А я что? Девица-то огонь, сообразила, как всех обвести вокруг пальца. Понять бы ей еще и другое. Любовь… Любовь – штука такая, опасная. Уж на что матушка моя отца крепко любила. Я-то, конечно, всей правды не знаю, кто мне скажет, но и не полная идиотка, чтобы взять и поверить в эту самую любовь.
То есть что матушка любила – это да.
Не любила бы, небось, в жизни не стала бы сбегать из дому да со всем семейством ссориться. Но вот отец… Привезти привез, в доме поселил, а после скучно ему стало, да.
Как-то это неправильно.
Графчик меж тем руки сцепил, да так, что кости захрустели. Ишь ты. Переживает.
– Я нашел и жреца, заключившего брак. И свидетелей. Брак законный.
– Уже хорошо, – миролюбиво заметил Эдди. – А то ведь случается всякое.
Я кивнула.
Случается.
Вон у мамаши Бетти – если не каждая вторая, то каждая третья девка точно из дома из-за любви большой сбежавшая. Только частенько этой любви хватало лишь до первого постоялого двора, а бывало, что и сам любимый девку в бордель продавал.
Жизнь – штука такая.
Сложная.
– Честно говоря, я ожидал, что Августа вернется домой. Напишет. Позвонит. Телеграмму пришлет на худой конец! Право слово, мы с маменькой, конечно, сердились на нее, но не настолько же! Однако…
– Не написала?
– Нет. И это, признаюсь, меня несколько… насторожило. Мы с Августой довольно близки. И да, возможно, она опасается, что я разозлюсь…
Эдди хмыкнул.
– Однако должна понимать, что прежде всего меня волнует именно ее благополучие.
– А этот… кавалер?
– О нем удалось выяснить немногое. Некий Уинстон Грейтон.
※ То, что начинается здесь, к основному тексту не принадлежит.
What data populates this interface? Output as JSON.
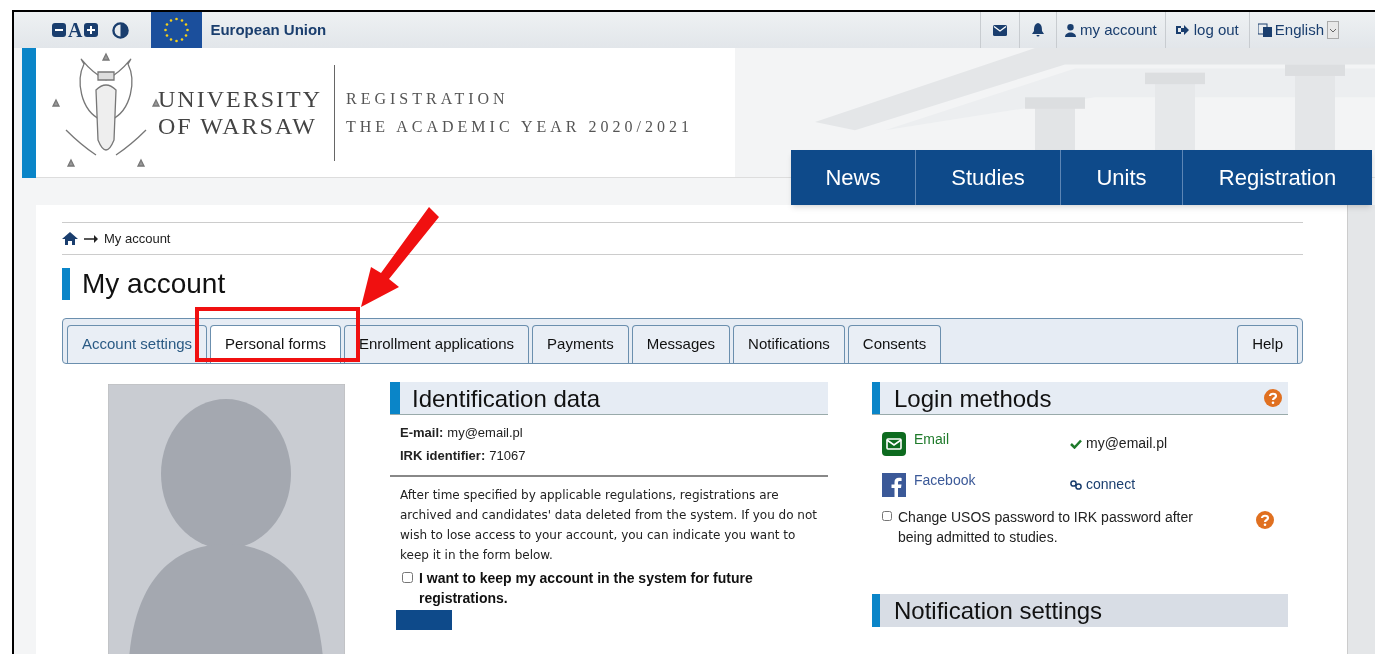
{
  "top_bar": {
    "font_controls": [
      "A"
    ],
    "eu_label": "European Union",
    "account_link": "my account",
    "logout_link": "log out",
    "language": "English"
  },
  "header": {
    "university": [
      "UNIVERSITY",
      "OF WARSAW"
    ],
    "subtitle": [
      "REGISTRATION",
      "THE ACADEMIC YEAR 2020/2021"
    ]
  },
  "nav": [
    {
      "label": "News"
    },
    {
      "label": "Studies"
    },
    {
      "label": "Units"
    },
    {
      "label": "Registration"
    }
  ],
  "breadcrumb": "My account",
  "page_title": "My account",
  "tabs": [
    {
      "label": "Account settings",
      "selected": true,
      "hovered": false
    },
    {
      "label": "Personal forms",
      "selected": false,
      "hovered": true
    },
    {
      "label": "Enrollment applications",
      "selected": false,
      "hovered": false
    },
    {
      "label": "Payments",
      "selected": false,
      "hovered": false
    },
    {
      "label": "Messages",
      "selected": false,
      "hovered": false
    },
    {
      "label": "Notifications",
      "selected": false,
      "hovered": false
    },
    {
      "label": "Consents",
      "selected": false,
      "hovered": false
    }
  ],
  "help_tab": "Help",
  "identification": {
    "title": "Identification data",
    "fields": [
      {
        "label": "E-mail:",
        "value": "my@email.pl"
      },
      {
        "label": "IRK identifier:",
        "value": "71067"
      }
    ],
    "notice": "After time specified by applicable regulations, registrations are archived and candidates' data deleted from the system. If you do not wish to lose access to your account, you can indicate you want to keep it in the form below.",
    "keep_account": {
      "label": "I want to keep my account in the system for future registrations.",
      "checked": false
    }
  },
  "login_methods": {
    "title": "Login methods",
    "methods": [
      {
        "kind": "email",
        "name": "Email",
        "status": "my@email.pl",
        "connected": true
      },
      {
        "kind": "facebook",
        "name": "Facebook",
        "status": "connect",
        "connected": false
      }
    ],
    "change_password": {
      "label": "Change USOS password to IRK password after being admitted to studies.",
      "checked": false
    }
  },
  "notification_settings": {
    "title": "Notification settings"
  }
}
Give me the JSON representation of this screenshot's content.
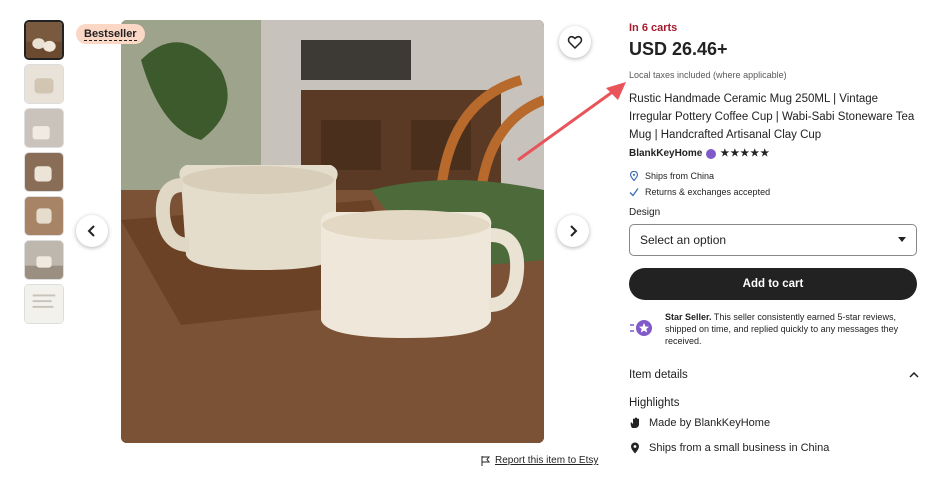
{
  "badge": {
    "label": "Bestseller"
  },
  "listing": {
    "in_carts": "In 6 carts",
    "price": "USD 26.46+",
    "taxes_note": "Local taxes included (where applicable)",
    "title": "Rustic Handmade Ceramic Mug 250ML | Vintage Irregular Pottery Coffee Cup | Wabi-Sabi Stoneware Tea Mug | Handcrafted Artisanal Clay Cup",
    "seller_name": "BlankKeyHome",
    "stars": "★★★★★",
    "ships_from": "Ships from China",
    "returns": "Returns & exchanges accepted"
  },
  "variation": {
    "label": "Design",
    "selected": "Select an option"
  },
  "actions": {
    "add_to_cart": "Add to cart",
    "report": "Report this item to Etsy"
  },
  "star_seller": {
    "bold": "Star Seller.",
    "text": " This seller consistently earned 5-star reviews, shipped on time, and replied quickly to any messages they received."
  },
  "details": {
    "item_details": "Item details",
    "highlights": "Highlights",
    "made_by": "Made by ",
    "made_by_seller": "BlankKeyHome",
    "ships_small": "Ships from a small business in China"
  },
  "colors": {
    "accent_red": "#a61a2e",
    "badge_bg": "#fbd7c6",
    "button_dark": "#222222",
    "star_seller_purple": "#7f5ac8",
    "arrow": "#e8545a"
  },
  "icons": [
    "heart-icon",
    "chevron-left-icon",
    "chevron-right-icon",
    "flag-icon",
    "location-pin-icon",
    "checkmark-icon",
    "caret-down-icon",
    "chevron-up-icon",
    "hand-wave-icon",
    "star-seller-icon"
  ]
}
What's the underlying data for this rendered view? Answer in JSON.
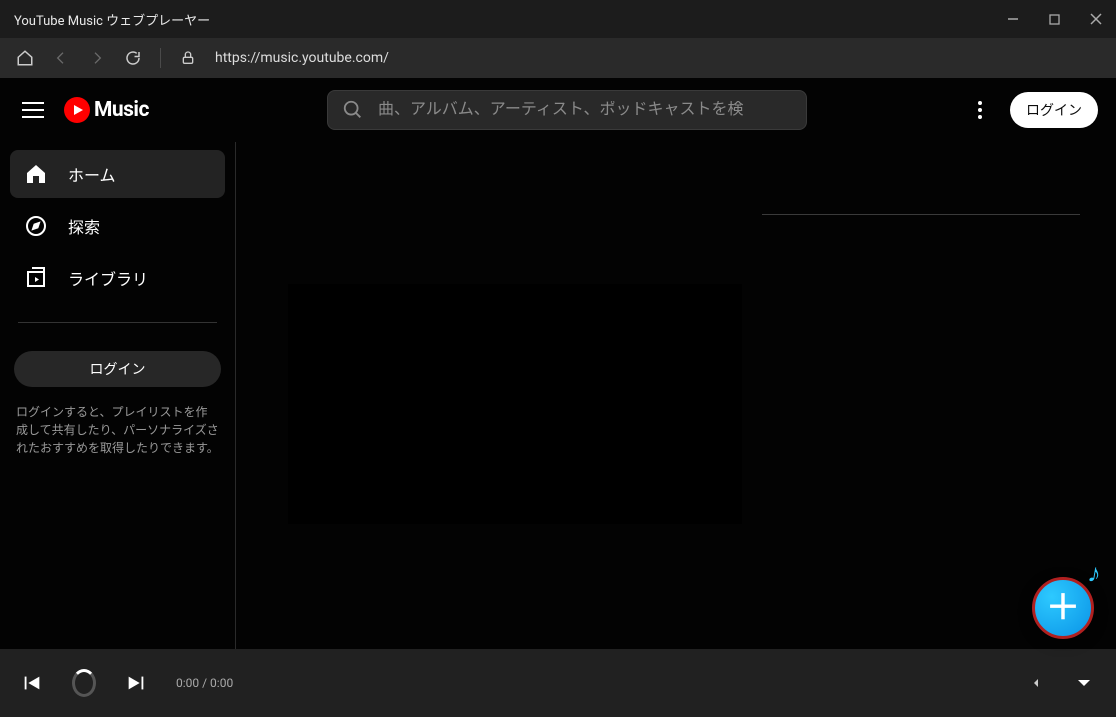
{
  "window": {
    "title": "YouTube Music ウェブプレーヤー"
  },
  "browser": {
    "url": "https://music.youtube.com/"
  },
  "brand": {
    "name": "Music"
  },
  "search": {
    "placeholder": "曲、アルバム、アーティスト、ポッドキャストを検"
  },
  "header": {
    "login": "ログイン"
  },
  "sidebar": {
    "items": [
      {
        "label": "ホーム"
      },
      {
        "label": "探索"
      },
      {
        "label": "ライブラリ"
      }
    ],
    "login_label": "ログイン",
    "login_desc": "ログインすると、プレイリストを作成して共有したり、パーソナライズされたおすすめを取得したりできます。"
  },
  "player": {
    "time_current": "0:00",
    "time_sep": " / ",
    "time_total": "0:00"
  }
}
Моим знакомым он доводится дальним родственником, об устройстве которого они и хлопотали, правда, без особой надежды.
Взгляд Эдди сделался весьма выразителен.
– Да, признаюсь, я тоже не слишком поверил, однако и оснований обвинять этих людей в чем-то у меня не было.
Хрустнул второй карандаш.
Этак он все переломает.
– Бишопы – семейство весьма почтенное, известное, а потому, как понимаете…
– Не на любую шею можно веревку накинуть. – Иногда Эдди проявлял редкостное понимание.
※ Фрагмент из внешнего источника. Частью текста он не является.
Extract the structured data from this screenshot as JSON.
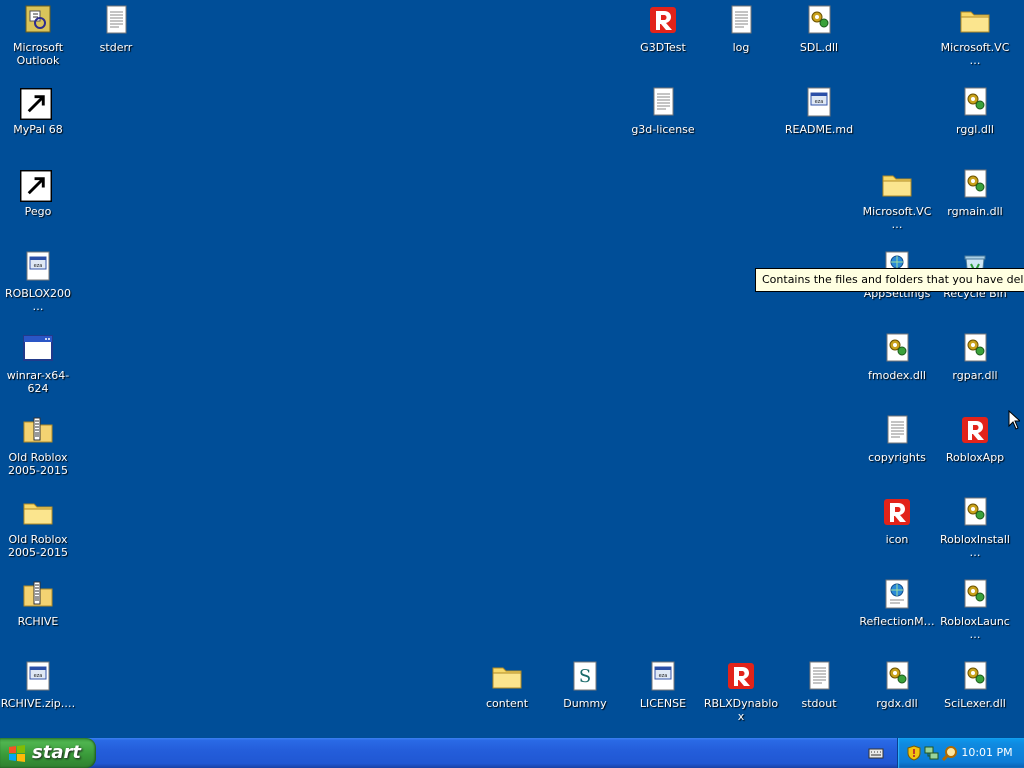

– Именно. – Графчик изобразил на лице кривоватую улыбку. – Мне удалось выяснить, что этот Уинстон приехал в город за неделю до встречи с Августой, а отбыл сразу после свадьбы. Вместе с тем Элайя Бишоп весьма скоро подал претензию на выплату приданого, которое было оговорено моим отцом.
– А вы?
– Часть денег я выплатил, но не все. Имелись юридические основания для отсрочки. Поймите, дело не в деньгах. Я лишь желал убедиться, что с моей сестрой все в порядке. Если она счастлива с этим… Уинстоном, я приму его в семью. Постараюсь, во всяком случае.
Вот тут у меня возникли некоторые сомнения. Уж больно на графской морде выражение кислое было. С таким только новых родственников в семью и принимать.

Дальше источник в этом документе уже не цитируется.